Secondo. Il principio del prezzo minimo non soddisfa affatto il criterio dell’efficienza, perchè, come l’esperienza insegna, troppo spesso l’impresa vincitrice della gara si avvale del trucco delle varianti in corso d’opera per accrescere i costi e quindi i rimborsi, ritardando così i tempi di consegna dell’opera, vera e propria piaga della realtà italiana. Si badi che è proprio tale pratica a costituire un potente incentivo alla diffusione della corruzione. Bel paradosso davvero: si vuol combattere la corruzione col metodo delle gare d’asta al massimo ribasso e invece così facendo la si alimenta.

Terzo. La sfida della semplificazione, da tutti desiderata, va vinta sul fronte della qualità e della sostenibilità. A tale riguardo, l’errore confusivo che purtroppo continua a serpeggiare è quello di identificare la categoria di valore con quella di prezzo. È questa nozione riduzionistica di valore economico che fa sì che beni relazionali, beni di cultura, beni di cura, beni comuni non vengano contabilizzati nella metrica del PIL. Eppure, i valori pubblici – quelli creati da una pluralità di attori – non sono la stessa cosa dei beni pubblici.

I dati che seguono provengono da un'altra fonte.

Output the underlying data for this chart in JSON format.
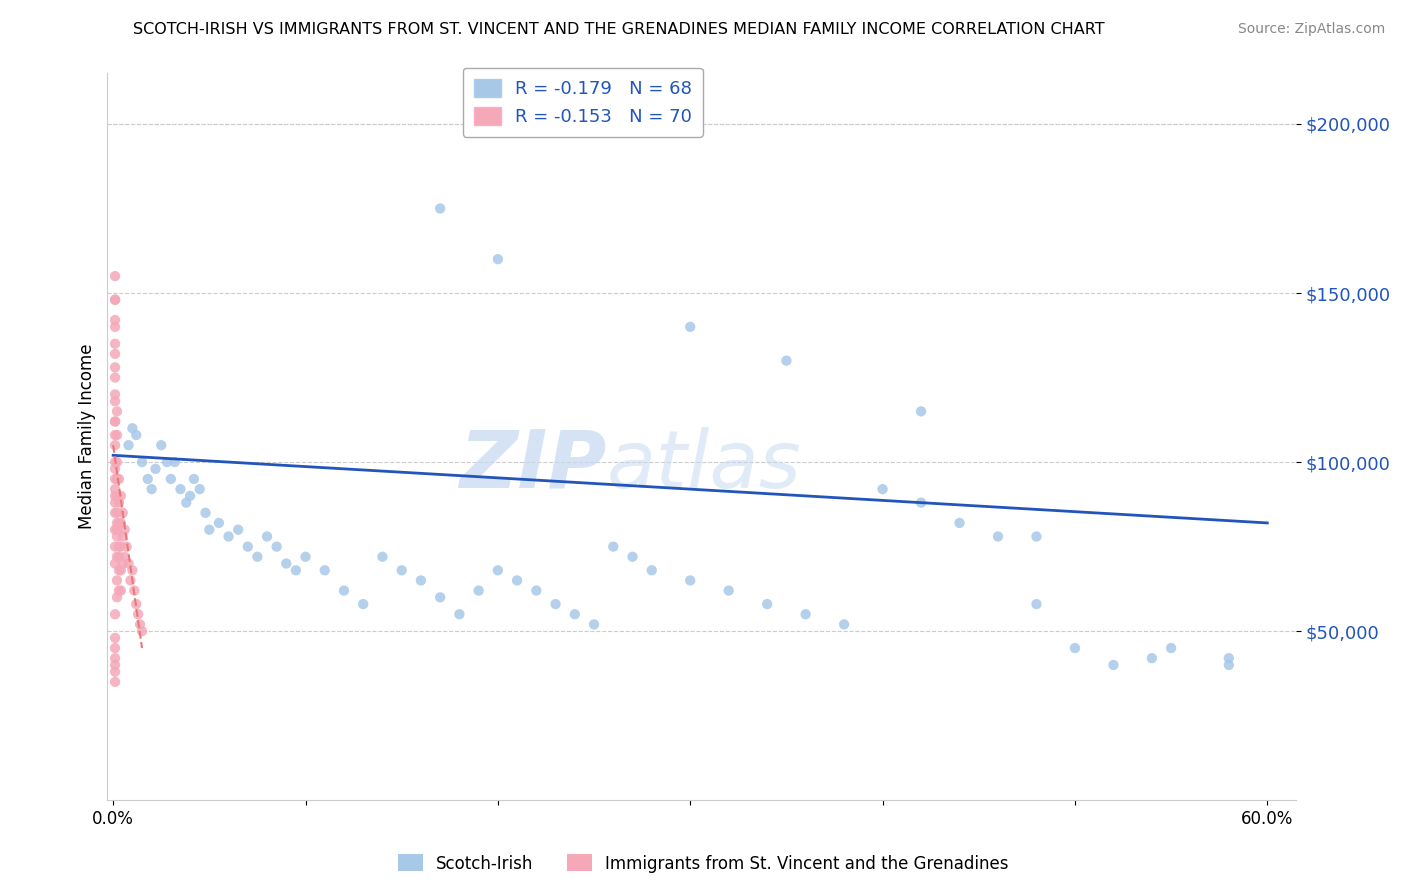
{
  "title": "SCOTCH-IRISH VS IMMIGRANTS FROM ST. VINCENT AND THE GRENADINES MEDIAN FAMILY INCOME CORRELATION CHART",
  "source": "Source: ZipAtlas.com",
  "ylabel": "Median Family Income",
  "ytick_labels": [
    "$50,000",
    "$100,000",
    "$150,000",
    "$200,000"
  ],
  "ytick_values": [
    50000,
    100000,
    150000,
    200000
  ],
  "ylim": [
    0,
    215000
  ],
  "xlim": [
    -0.003,
    0.615
  ],
  "legend_line1": "R = -0.179   N = 68",
  "legend_line2": "R = -0.153   N = 70",
  "blue_color": "#A8C8E8",
  "pink_color": "#F4A8B8",
  "trend_blue_color": "#2255BB",
  "trend_pink_color": "#E87878",
  "watermark_zip": "ZIP",
  "watermark_atlas": "atlas",
  "footer_blue": "Scotch-Irish",
  "footer_pink": "Immigrants from St. Vincent and the Grenadines",
  "blue_scatter_x": [
    0.008,
    0.01,
    0.012,
    0.015,
    0.018,
    0.02,
    0.022,
    0.025,
    0.028,
    0.03,
    0.032,
    0.035,
    0.038,
    0.04,
    0.042,
    0.045,
    0.048,
    0.05,
    0.055,
    0.06,
    0.065,
    0.07,
    0.075,
    0.08,
    0.085,
    0.09,
    0.095,
    0.1,
    0.11,
    0.12,
    0.13,
    0.14,
    0.15,
    0.16,
    0.17,
    0.18,
    0.19,
    0.2,
    0.21,
    0.22,
    0.23,
    0.24,
    0.25,
    0.26,
    0.27,
    0.28,
    0.3,
    0.32,
    0.34,
    0.36,
    0.38,
    0.4,
    0.42,
    0.44,
    0.46,
    0.48,
    0.5,
    0.52,
    0.55,
    0.58,
    0.17,
    0.2,
    0.3,
    0.35,
    0.42,
    0.48,
    0.54,
    0.58
  ],
  "blue_scatter_y": [
    105000,
    110000,
    108000,
    100000,
    95000,
    92000,
    98000,
    105000,
    100000,
    95000,
    100000,
    92000,
    88000,
    90000,
    95000,
    92000,
    85000,
    80000,
    82000,
    78000,
    80000,
    75000,
    72000,
    78000,
    75000,
    70000,
    68000,
    72000,
    68000,
    62000,
    58000,
    72000,
    68000,
    65000,
    60000,
    55000,
    62000,
    68000,
    65000,
    62000,
    58000,
    55000,
    52000,
    75000,
    72000,
    68000,
    65000,
    62000,
    58000,
    55000,
    52000,
    92000,
    88000,
    82000,
    78000,
    58000,
    45000,
    40000,
    45000,
    40000,
    175000,
    160000,
    140000,
    130000,
    115000,
    78000,
    42000,
    42000
  ],
  "pink_scatter_x": [
    0.001,
    0.001,
    0.001,
    0.001,
    0.001,
    0.001,
    0.001,
    0.001,
    0.001,
    0.001,
    0.001,
    0.001,
    0.001,
    0.001,
    0.001,
    0.002,
    0.002,
    0.002,
    0.002,
    0.002,
    0.002,
    0.002,
    0.002,
    0.002,
    0.003,
    0.003,
    0.003,
    0.003,
    0.003,
    0.003,
    0.004,
    0.004,
    0.004,
    0.004,
    0.005,
    0.005,
    0.005,
    0.006,
    0.006,
    0.007,
    0.008,
    0.009,
    0.01,
    0.011,
    0.012,
    0.013,
    0.014,
    0.015,
    0.002,
    0.001,
    0.001,
    0.001,
    0.001,
    0.003,
    0.004,
    0.002,
    0.001,
    0.001,
    0.001,
    0.001,
    0.001,
    0.001,
    0.001,
    0.001,
    0.001,
    0.001,
    0.001,
    0.002,
    0.001,
    0.001
  ],
  "pink_scatter_y": [
    155000,
    148000,
    140000,
    132000,
    125000,
    118000,
    112000,
    108000,
    100000,
    95000,
    90000,
    85000,
    80000,
    75000,
    70000,
    115000,
    108000,
    100000,
    95000,
    90000,
    85000,
    78000,
    72000,
    65000,
    95000,
    88000,
    82000,
    75000,
    68000,
    62000,
    90000,
    82000,
    75000,
    68000,
    85000,
    78000,
    70000,
    80000,
    72000,
    75000,
    70000,
    65000,
    68000,
    62000,
    58000,
    55000,
    52000,
    50000,
    60000,
    45000,
    40000,
    38000,
    35000,
    72000,
    62000,
    82000,
    88000,
    92000,
    98000,
    105000,
    112000,
    120000,
    128000,
    135000,
    142000,
    148000,
    42000,
    80000,
    55000,
    48000
  ],
  "blue_trend_x": [
    0.0,
    0.6
  ],
  "blue_trend_y": [
    102000,
    82000
  ],
  "pink_trend_x": [
    0.0,
    0.015
  ],
  "pink_trend_y": [
    105000,
    45000
  ],
  "background_color": "#FFFFFF",
  "grid_color": "#CCCCCC"
}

Come recenti acquisizioni scientifiche in materia di governance indicano a tutto tondo, ben altre sono le vie da battere per rendere le gare d’appalto all’altezza delle sfide odierne. Si veda, a tale proposito, il Rapporto OCSE (2020), “Shaping the future of regulations” e il pregevole lavoro di A. Taeihagh et Al., Regulation and Governance, 2021 ( CLICCA QUI ) , dove viene introdotto il concetto di “smart regulation”. Le gare al massimo ribasso sono tutto eccetto che smart! Ma perché mai gli italiani devono autoinfliggersi modelli e procedure che, anziché migliorare il benessere possibile, lo inibiscono? Solamente una perversa mentalità estrattivista, cioè non generativa, e burocratica ce lo impedisce.

Non posso terminare senza richiamare alla memoria quanto l’architetto francese Marchese di Vauban ebbe il coraggio di scrivere al suo Ministro della Guerra il 17 luglio 1693 a proposito delle gare d’appalto al massimo ribasso. Si tratta di un brano un po’ lungo, ma è troppo “bello” e “alto” perché valga la pena di tagliarne qualche pezzo:

“Eccellenza, abbiamo opere in costruzione che trasciniamo da anni mai terminate e che forse terminate non saranno mai. Questo succede per la confusione dei frequenti ribassi che si apportano nelle opere, perché è certo che tutte le rotture di contratti non servono che ad attirare tutti i miserabili che non sanno dove battere il capo e i bricconi e gli ignoranti, facendo al tempo stesso fuggire quanti hanno i mezzi e le capacità per condurre un’impresa.

E dirò, inoltre, che tali ribassi ritardano o rincarano i lavori, i quali diverranno ognora più scadenti. E dirò pure che le economie realizzate con tali ribassi e sconti con tanto accanimento ricercati, saranno immaginarie, perché l’impresario s’attacca a tutto ciò che può, il che significa non pagare i mercanti che forniscono i materiali, compensare malamente i propri operai, imbrogliare quanta più gente si può, avere la mano d’opera più scadente, come quella che a minor prezzo si offre, adoperare i materiali peggiori.

Ecco dunque quanto basta perché vediate l’errore di questo Vostro sistema: abbandonatelo in nome di Dio; ristabilite la fiducia, pagate il giusto prezzo dei lavori, non rifiutate un onesto compenso a un impresario che compirà il suo dovere. Sarà sempre questo l’affare migliore che Voi potete fare”.

Non esiste in letteratura un pensiero più lucido e profondo di questo sul tema qui affrontato. Le idee quando sono tali, cioè visioni, non tramontano mai; sono come il vino, che invecchiando migliora.